Giles v. California

Giles was convicted of murder for killing his ex-girlfriend. At trial, he claimed that the killing was committed in self-defense. Over Giles's objection, the trial court admitted the victim's prior statements to a police officer who had been investigating a report of domestic violence involving Giles and the victim. The victim told the investigating officer that during that incident, which occurred a few weeks before the killing; Giles had held a knife to her and threatened to kill her.

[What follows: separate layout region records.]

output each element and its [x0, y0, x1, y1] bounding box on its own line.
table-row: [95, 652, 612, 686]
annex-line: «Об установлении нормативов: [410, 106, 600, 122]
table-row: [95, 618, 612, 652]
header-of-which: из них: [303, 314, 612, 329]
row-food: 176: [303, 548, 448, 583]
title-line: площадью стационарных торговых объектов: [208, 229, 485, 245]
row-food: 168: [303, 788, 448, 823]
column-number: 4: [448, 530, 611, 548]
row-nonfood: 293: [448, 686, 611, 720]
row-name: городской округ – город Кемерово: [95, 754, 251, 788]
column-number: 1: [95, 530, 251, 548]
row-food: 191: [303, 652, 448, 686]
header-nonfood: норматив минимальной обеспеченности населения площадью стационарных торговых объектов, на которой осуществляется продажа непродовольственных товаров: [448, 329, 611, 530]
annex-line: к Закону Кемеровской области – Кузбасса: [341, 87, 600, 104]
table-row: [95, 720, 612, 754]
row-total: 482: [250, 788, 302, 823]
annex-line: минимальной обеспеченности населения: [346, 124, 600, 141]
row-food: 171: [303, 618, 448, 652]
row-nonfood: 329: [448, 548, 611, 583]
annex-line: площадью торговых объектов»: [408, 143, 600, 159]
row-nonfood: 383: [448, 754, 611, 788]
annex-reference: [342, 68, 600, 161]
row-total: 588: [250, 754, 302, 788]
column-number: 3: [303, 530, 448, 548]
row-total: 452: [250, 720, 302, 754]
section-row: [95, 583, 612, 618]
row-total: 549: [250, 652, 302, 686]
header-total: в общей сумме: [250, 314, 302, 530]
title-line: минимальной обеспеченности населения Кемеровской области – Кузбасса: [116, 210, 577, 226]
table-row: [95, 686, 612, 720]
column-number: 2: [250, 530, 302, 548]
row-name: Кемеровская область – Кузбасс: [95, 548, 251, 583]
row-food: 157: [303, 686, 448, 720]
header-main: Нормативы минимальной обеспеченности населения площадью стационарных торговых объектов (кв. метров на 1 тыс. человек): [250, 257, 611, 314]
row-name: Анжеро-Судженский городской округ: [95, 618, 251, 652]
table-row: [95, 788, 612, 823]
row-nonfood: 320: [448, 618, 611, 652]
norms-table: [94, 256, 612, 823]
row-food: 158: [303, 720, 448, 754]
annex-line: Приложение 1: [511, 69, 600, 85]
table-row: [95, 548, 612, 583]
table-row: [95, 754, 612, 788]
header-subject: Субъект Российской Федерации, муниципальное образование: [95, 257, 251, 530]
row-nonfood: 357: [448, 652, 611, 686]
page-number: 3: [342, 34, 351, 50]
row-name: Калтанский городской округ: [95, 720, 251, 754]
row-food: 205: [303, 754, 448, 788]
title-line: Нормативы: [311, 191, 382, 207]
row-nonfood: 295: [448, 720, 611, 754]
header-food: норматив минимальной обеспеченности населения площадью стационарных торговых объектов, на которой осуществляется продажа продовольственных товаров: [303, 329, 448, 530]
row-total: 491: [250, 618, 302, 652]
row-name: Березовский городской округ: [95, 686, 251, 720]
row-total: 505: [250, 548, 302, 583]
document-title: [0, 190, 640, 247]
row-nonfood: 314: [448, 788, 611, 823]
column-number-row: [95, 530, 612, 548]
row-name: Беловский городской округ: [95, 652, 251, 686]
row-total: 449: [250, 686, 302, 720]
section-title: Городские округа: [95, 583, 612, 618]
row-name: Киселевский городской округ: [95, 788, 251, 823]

The court of appeals affirmed the trial court's ruling, applying the equitable doctrine of forfeiture by wrongdoing. The forfeiture by wrongdoing doctrine provides that a defendant loses the right to object to evidence on confrontation grounds to the admission of out-of-court statements of a witness whose unavailability the defendant caused.

The California Supreme Court affirmed. The Court held that Crawford v. Washington did not eliminate the doctrine of forfeiture by wrongdoing, which is an an equitable principle and does not assess the reliability of a hearsay statement. It also held that the doctrine applied even if there is no evidence that the defendant acted with the intent to eliminate the availability of the witness. Finally, it held that the doctrine applied when the alleged “wrongdoing” is the same as the offense for which the defendant was on trial, subject to several limitations. First, the witness should be genuinely unavailable to testify and the unavailability for cross-examination should be caused by the defendant's intentional criminal act. Second, a trial court cannot make a forfeiture finding based solely on the unavailable witness's unconfronted testimony; there must be independent corroborative evidence that supports the forfeiture finding.

Question Presented:

In Crawford v. Washington, 541 U.S. 36, 62 (2004), this Court recognized that the forfeiture by wrongdoing rule “extinguishes confrontation claims on essentially equitable grounds.” The question presented by this case is:

Does a criminal defendant “forfeit” his or her Sixth Amendment Confrontation Clause claims upon a mere showing that the defendant has caused the unavailability of a witness, as some courts have held, or must there also be an additional showing that the defendant’s actions were undertaken for the purpose of preventing the witness from testifying, as other courts have held?